Evocação
“... É um subterrâneo que faz lembrar uma cave funda, ou melhor, uma tumba
funerária antiga. A sua posição na orla marinha causa uma humidade constante.
Estranhamente, há aqui muitos vermes pequenos. Sofro imenso com eles. Abriram
buracos na parede para que uma luz fusca, que por eles apenas com dificuldade
consegue penetrar, mostrasse o caminho àqueles que nos trazem algum alimento.
Mas nas nossas masmorras não penetra nem ar, nem a luz do dia. Deixo ao vosso
juízo o quanto esta cave não deve feder e ser insalubre. O óleo rançoso do
candeeiro que nos ilumina espalha um mau cheiro insuportável. A cela em que me
encontro tem dezasseis pés de comprimento e treze pés de largura. Outras aqui
há ainda mais pequenas, onde viver a dois se torna muito apertado…”
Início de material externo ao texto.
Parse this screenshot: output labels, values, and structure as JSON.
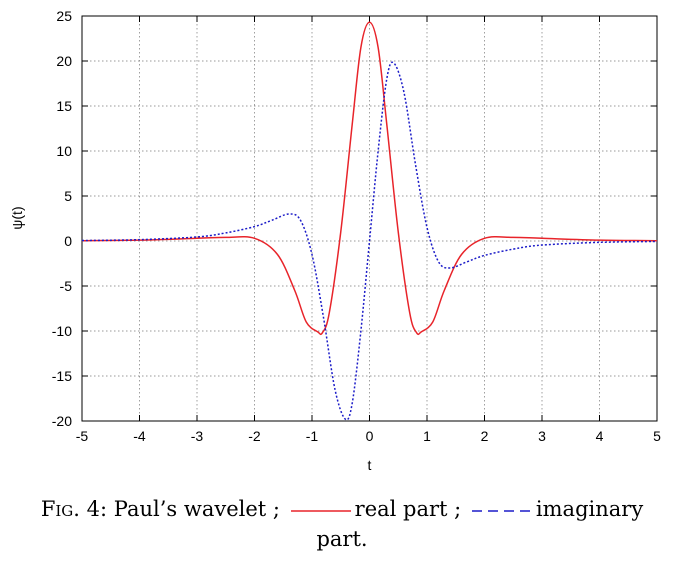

A descrição é de 1766, e é feita pelo padre jesuíta checo Karel Přikryl
que, detido em Goa, foi deportado para o forte de São Julião da Barra, depois
de o Marquês de Pombal ter ordenado a expulsão dos jesuítas. A sua história
será evocada hoje, sábado, numa leitura
encenada das cartas do padre Přikryl, que decorrerá a partir das 16h,
precisamente no mesmo local onde esteve preso, com mais 170 padres da Companhia
de Jesus. A evocação terá a participação do padre e teólogo checo Tomáš Halík, autor de Paciência Com Deus (e que está em Portugal para apresentar o seu último livro, Quero que tu sejas – Podemos
acreditar no Deus do amor?)
O
acto comemorativo que decorre neste sábado, encenado por Milena Štráfeldová e H. Svatošová, tem o título
Seis Anos Numa Masmorra e é
organizado pela embaixada da República Checa em Portugal.
Karel Přikryl esteve detido seis anos – pouco tempo, se comparado com
muitos dos seus colegas, que chegaram a estar presos 18 anos. O padre Přikryl
teve a sorte de a imperatriz Maria Teresa, da Áustria, ter intercedido pelo seu
súbdito, através do embaixador em Lisboa.